Applying maths in the chemical and biomolecular sciences
Applying maths in the chemical and biomolecular sciences: an example-based approach
Oxford, UK: Oxford University Press 2009 | 786pp | ?29.99 (SB)
Reviewed by Paul Yates
I am always somewhat sceptical of claims by authors of mathematics textbooks that they are suitable to support a range of degrees. However, in this case my fears were ungrounded and I found much material of chemical relevance.
The book is aimed at final year undergraduate and postgraduate students, but I actually felt that there was much material here that would be of use at a more introductory level. Topics such as logarithms, factorials and SI units are treated in the first chapter, while the early parts of more specialised chapters on topics such as differentiation and vectors could be selected for use in an introductory course. This is balanced by chapters on Fourier series and Monte Carlo methods which are more likely to be of specific interest only.

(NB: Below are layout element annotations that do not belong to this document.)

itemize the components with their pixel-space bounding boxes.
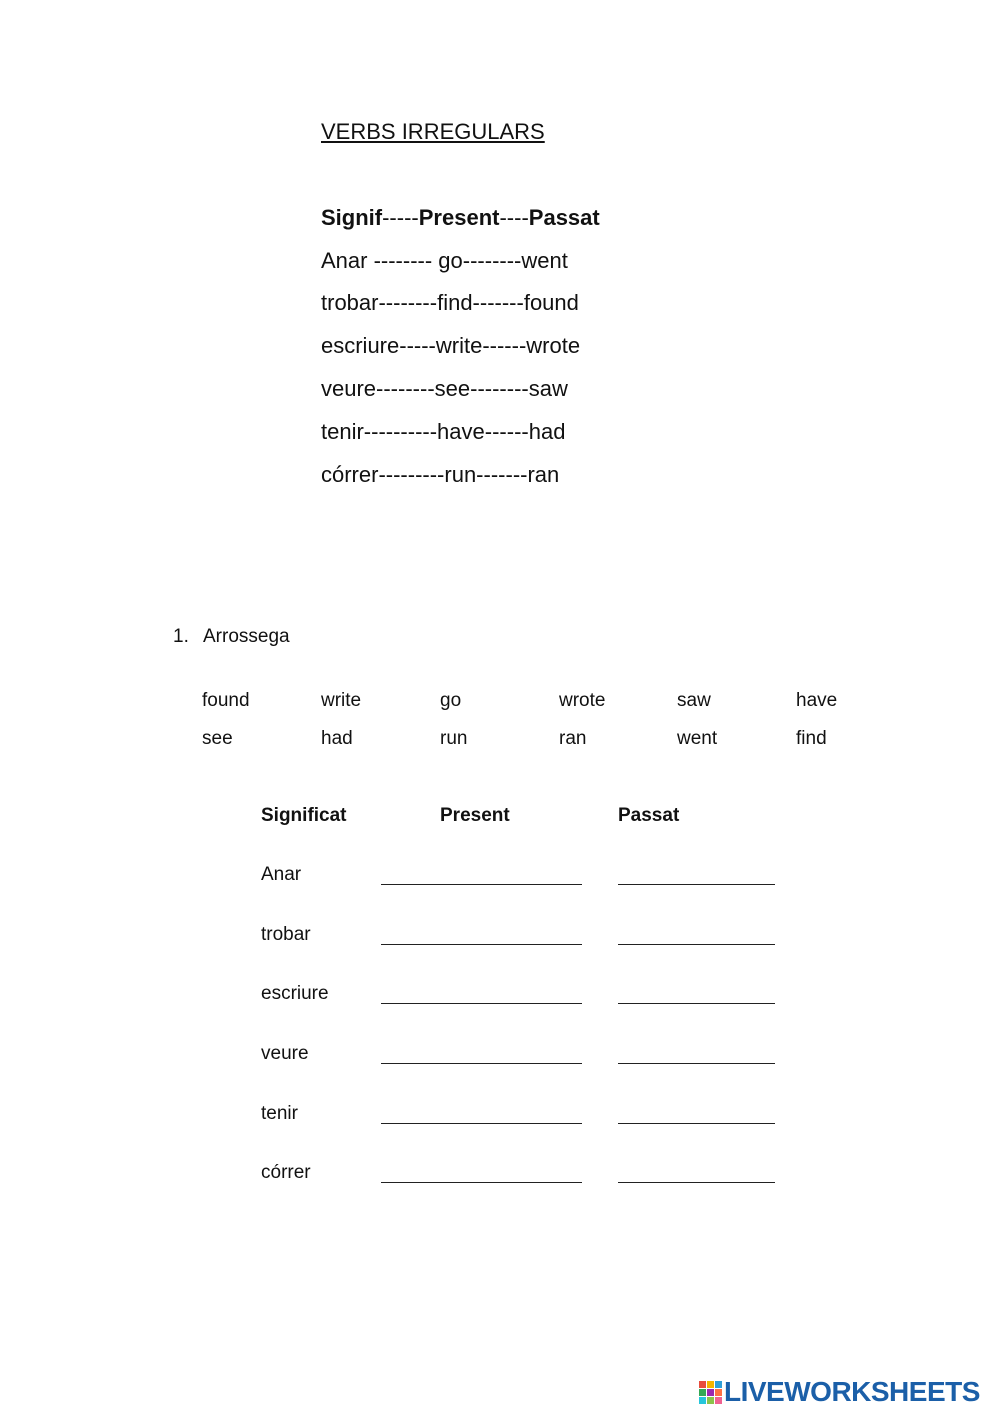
- word-bank-item[interactable]: go: [440, 690, 462, 711]
- reference-line: tenir----------have------had: [321, 419, 566, 444]
- word-bank-item[interactable]: went: [677, 728, 718, 749]
- passat-answer-blank[interactable]: [618, 1123, 775, 1124]
- reference-line: escriure-----write------wrote: [321, 333, 581, 358]
- reference-line: córrer---------run-------ran: [321, 462, 560, 487]
- reference-line: veure--------see--------saw: [321, 376, 568, 401]
- header-signif: Signif: [321, 205, 383, 230]
- word-bank-item[interactable]: had: [321, 728, 353, 749]
- present-answer-blank[interactable]: [381, 884, 582, 885]
- worksheet-title: VERBS IRREGULARS: [321, 119, 545, 144]
- present-answer-blank[interactable]: [381, 1003, 582, 1004]
- column-header-significat: Significat: [261, 805, 347, 826]
- header-passat: Passat: [528, 205, 600, 230]
- present-answer-blank[interactable]: [381, 1123, 582, 1124]
- exercise-instruction: Arrossega: [203, 626, 290, 647]
- present-answer-blank[interactable]: [381, 944, 582, 945]
- word-bank-item[interactable]: wrote: [559, 690, 606, 711]
- word-bank-item[interactable]: saw: [677, 690, 711, 711]
- brand-name: LIVEWORKSHEETS: [724, 1376, 980, 1407]
- present-answer-blank[interactable]: [381, 1182, 582, 1183]
- row-label: veure: [261, 1043, 309, 1064]
- exercise-number: 1.: [173, 626, 189, 647]
- column-header-present: Present: [440, 805, 510, 826]
- reference-line: trobar--------find-------found: [321, 290, 579, 315]
- word-bank-item[interactable]: run: [440, 728, 468, 749]
- row-label: escriure: [261, 983, 329, 1004]
- passat-answer-blank[interactable]: [618, 884, 775, 885]
- word-bank-item[interactable]: see: [202, 728, 233, 749]
- header-sep-1: -----: [382, 205, 419, 230]
- word-bank-item[interactable]: write: [321, 690, 362, 711]
- reference-header: [321, 205, 600, 231]
- passat-answer-blank[interactable]: [618, 1182, 775, 1183]
- word-bank-item[interactable]: found: [202, 690, 250, 711]
- header-sep-2: ----: [499, 205, 529, 230]
- present-answer-blank[interactable]: [381, 1063, 582, 1064]
- row-label: tenir: [261, 1103, 298, 1124]
- row-label: trobar: [261, 924, 311, 945]
- row-label: córrer: [261, 1162, 311, 1183]
- word-bank-item[interactable]: ran: [559, 728, 587, 749]
- passat-answer-blank[interactable]: [618, 1063, 775, 1064]
- header-present: Present: [418, 205, 500, 230]
- column-header-passat: Passat: [618, 805, 680, 826]
- word-bank-item[interactable]: have: [796, 690, 838, 711]
- reference-line: Anar -------- go--------went: [321, 248, 568, 273]
- word-bank-item[interactable]: find: [796, 728, 827, 749]
- passat-answer-blank[interactable]: [618, 944, 775, 945]
- passat-answer-blank[interactable]: [618, 1003, 775, 1004]
- row-label: Anar: [261, 864, 302, 885]
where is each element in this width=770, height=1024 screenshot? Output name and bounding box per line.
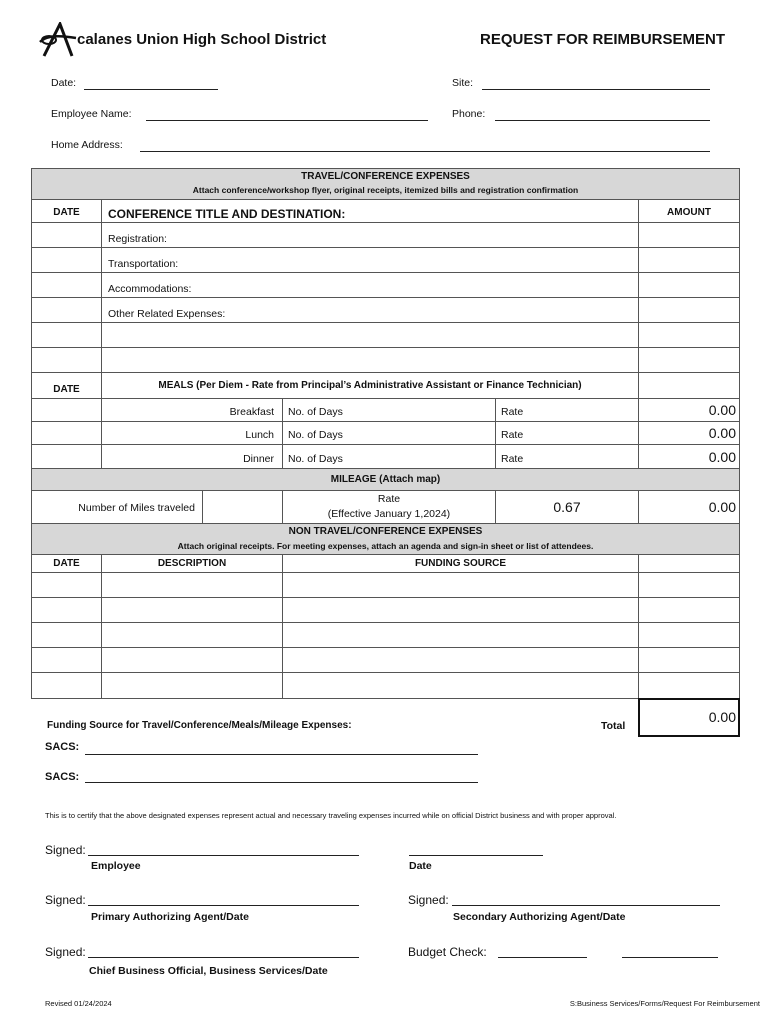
signed-label-employee: Signed: (45, 843, 86, 857)
nontravel-date-cell[interactable] (31, 622, 102, 648)
mileage-rate-label: Rate (377, 493, 401, 505)
funding-source-header: FUNDING SOURCE (414, 558, 507, 569)
phone-label: Phone: (452, 108, 486, 120)
form-title: REQUEST FOR REIMBURSEMENT (480, 31, 726, 48)
sacs-field-1[interactable] (85, 754, 478, 755)
travel-amount-cell[interactable] (638, 322, 740, 348)
mileage-rate-value: 0.67 (553, 499, 581, 515)
nontravel-amount-cell[interactable] (638, 572, 740, 598)
site-label: Site: (452, 77, 474, 89)
sacs-label-2: SACS: (45, 771, 80, 783)
mileage-title: MILEAGE (Attach map) (330, 474, 441, 485)
travel-date-header: DATE (53, 207, 80, 218)
travel-amount-cell[interactable] (638, 347, 740, 373)
nontravel-date-cell[interactable] (31, 672, 102, 699)
nontravel-amount-cell[interactable] (638, 597, 740, 623)
sacs-label-1: SACS: (45, 741, 80, 753)
nontravel-title: NON TRAVEL/CONFERENCE EXPENSES (288, 526, 483, 537)
nontravel-fund-cell[interactable] (282, 572, 639, 598)
signed-label-secondary: Signed: (408, 893, 449, 907)
travel-subtitle: Attach conference/workshop flyer, original receipts, itemized bills and registration confirmation (192, 185, 579, 195)
employee-label: Employee (91, 860, 141, 872)
rate-label: Rate (501, 429, 524, 441)
registration-label: Registration: (108, 233, 167, 245)
certification-text: This is to certify that the above designated expenses represent actual and necessary traveling expenses incurred while on official District business and with proper approval. (45, 811, 617, 820)
travel-amount-cell[interactable] (638, 272, 740, 298)
home-address-label: Home Address: (51, 139, 123, 151)
travel-amount-cell[interactable] (638, 297, 740, 323)
nontravel-amount-cell[interactable] (638, 672, 740, 699)
file-path: S:Business Services/Forms/Request For Reimbursement (569, 999, 760, 1008)
district-name: calanes Union High School District (77, 31, 327, 48)
employee-name-field[interactable] (146, 120, 428, 121)
budget-check-field-2[interactable] (622, 957, 718, 958)
district-logo (38, 22, 78, 58)
home-address-field[interactable] (140, 151, 710, 152)
travel-date-cell[interactable] (31, 322, 102, 348)
nontravel-desc-cell[interactable] (101, 622, 283, 648)
nontravel-date-cell[interactable] (31, 647, 102, 673)
nontravel-fund-cell[interactable] (282, 672, 639, 699)
rate-label: Rate (501, 406, 524, 418)
miles-input-cell[interactable] (202, 490, 283, 524)
nontravel-fund-cell[interactable] (282, 597, 639, 623)
rate-label: Rate (501, 453, 524, 465)
nontravel-date-cell[interactable] (31, 572, 102, 598)
budget-check-field-1[interactable] (498, 957, 587, 958)
date-field[interactable] (84, 89, 218, 90)
phone-field[interactable] (495, 120, 710, 121)
secondary-agent-label: Secondary Authorizing Agent/Date (453, 911, 626, 923)
revised-date: Revised 01/24/2024 (45, 999, 112, 1008)
accommodations-label: Accommodations: (108, 283, 192, 295)
other-expenses-label: Other Related Expenses: (108, 308, 226, 320)
total-label: Total (601, 720, 626, 732)
budget-check-label: Budget Check: (408, 945, 487, 959)
nontravel-date-cell[interactable] (31, 597, 102, 623)
sacs-field-2[interactable] (85, 782, 478, 783)
meal-amount: 0.00 (708, 425, 736, 441)
meal-date-cell[interactable] (31, 444, 102, 469)
transportation-label: Transportation: (108, 258, 179, 270)
nontravel-amount-cell[interactable] (638, 622, 740, 648)
signed-label-primary: Signed: (45, 893, 86, 907)
meal-label: Lunch (245, 429, 274, 441)
nontravel-desc-cell[interactable] (101, 672, 283, 699)
cbo-label: Chief Business Official, Business Services/Date (89, 965, 328, 977)
meal-date-cell[interactable] (31, 421, 102, 445)
total-value: 0.00 (708, 709, 736, 725)
funding-label: Funding Source for Travel/Conference/Meals/Mileage Expenses: (47, 720, 352, 731)
description-header: DESCRIPTION (157, 558, 227, 569)
meals-date-header: DATE (53, 384, 80, 395)
travel-title: TRAVEL/CONFERENCE EXPENSES (301, 171, 470, 182)
travel-date-cell[interactable] (31, 222, 102, 248)
conference-title-header: CONFERENCE TITLE AND DESTINATION: (108, 207, 346, 221)
meal-date-cell[interactable] (31, 398, 102, 422)
days-label: No. of Days (288, 429, 343, 441)
nontravel-desc-cell[interactable] (101, 572, 283, 598)
mileage-rate-note: (Effective January 1,2024) (327, 508, 451, 520)
nontravel-desc-cell[interactable] (101, 597, 283, 623)
travel-desc-cell[interactable] (101, 347, 639, 373)
signed-label-cbo: Signed: (45, 945, 86, 959)
employee-signature-field[interactable] (88, 855, 359, 856)
nontravel-amount-cell[interactable] (638, 647, 740, 673)
date-sign-label: Date (409, 860, 432, 872)
miles-label: Number of Miles traveled (78, 502, 195, 514)
nontravel-subtitle: Attach original receipts. For meeting expenses, attach an agenda and sign-in sheet or list of attendees. (177, 541, 594, 551)
travel-desc-cell[interactable] (101, 322, 639, 348)
secondary-signature-field[interactable] (452, 905, 720, 906)
primary-agent-label: Primary Authorizing Agent/Date (91, 911, 249, 923)
primary-signature-field[interactable] (88, 905, 359, 906)
nontravel-date-header: DATE (53, 558, 80, 569)
cbo-signature-field[interactable] (88, 957, 359, 958)
meal-label: Breakfast (229, 406, 274, 418)
days-label: No. of Days (288, 406, 343, 418)
mileage-amount: 0.00 (708, 499, 736, 515)
site-field[interactable] (482, 89, 710, 90)
travel-amount-cell[interactable] (638, 222, 740, 248)
meal-amount: 0.00 (708, 402, 736, 418)
date-label: Date: (51, 77, 77, 89)
employee-name-label: Employee Name: (51, 108, 132, 120)
nontravel-fund-cell[interactable] (282, 622, 639, 648)
nontravel-fund-cell[interactable] (282, 647, 639, 673)
meal-label: Dinner (243, 453, 274, 465)
amount-header: AMOUNT (667, 207, 711, 218)
meals-title: MEALS (Per Diem - Rate from Principal’s Administrative Assistant or Finance Technician) (158, 380, 582, 391)
travel-date-cell[interactable] (31, 247, 102, 273)
travel-date-cell[interactable] (31, 347, 102, 373)
meal-amount: 0.00 (708, 449, 736, 465)
days-label: No. of Days (288, 453, 343, 465)
nontravel-desc-cell[interactable] (101, 647, 283, 673)
travel-date-cell[interactable] (31, 297, 102, 323)
travel-amount-cell[interactable] (638, 247, 740, 273)
travel-date-cell[interactable] (31, 272, 102, 298)
employee-date-field[interactable] (409, 855, 543, 856)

The A4 format of the book, together with the use of frequent line drawings, helps to increase its accessibility. Sets of questions frequently appear at the end of sections within chapters, with a more substantial set of questions appearing at the end of each chapter. These include many applied questions that will be of interest to chemists and which go beyond those normally found in similar books. For example, there are questions on buffer capacity and racemisation of biphenyls that I hadn’t seen before.
Many of the questions are accompanied by a brief strategy to assist the reader, and full solutions for all of them are available on an accompanying website. Maple syntax is included throughout, which will be of use to some readers but won’t be too distracting otherwise.
This book will be a useful resource to anyone who teaches mathematics to chemists and the target audience of advanced students. Some material could also be considered for use with students at a less advanced stage.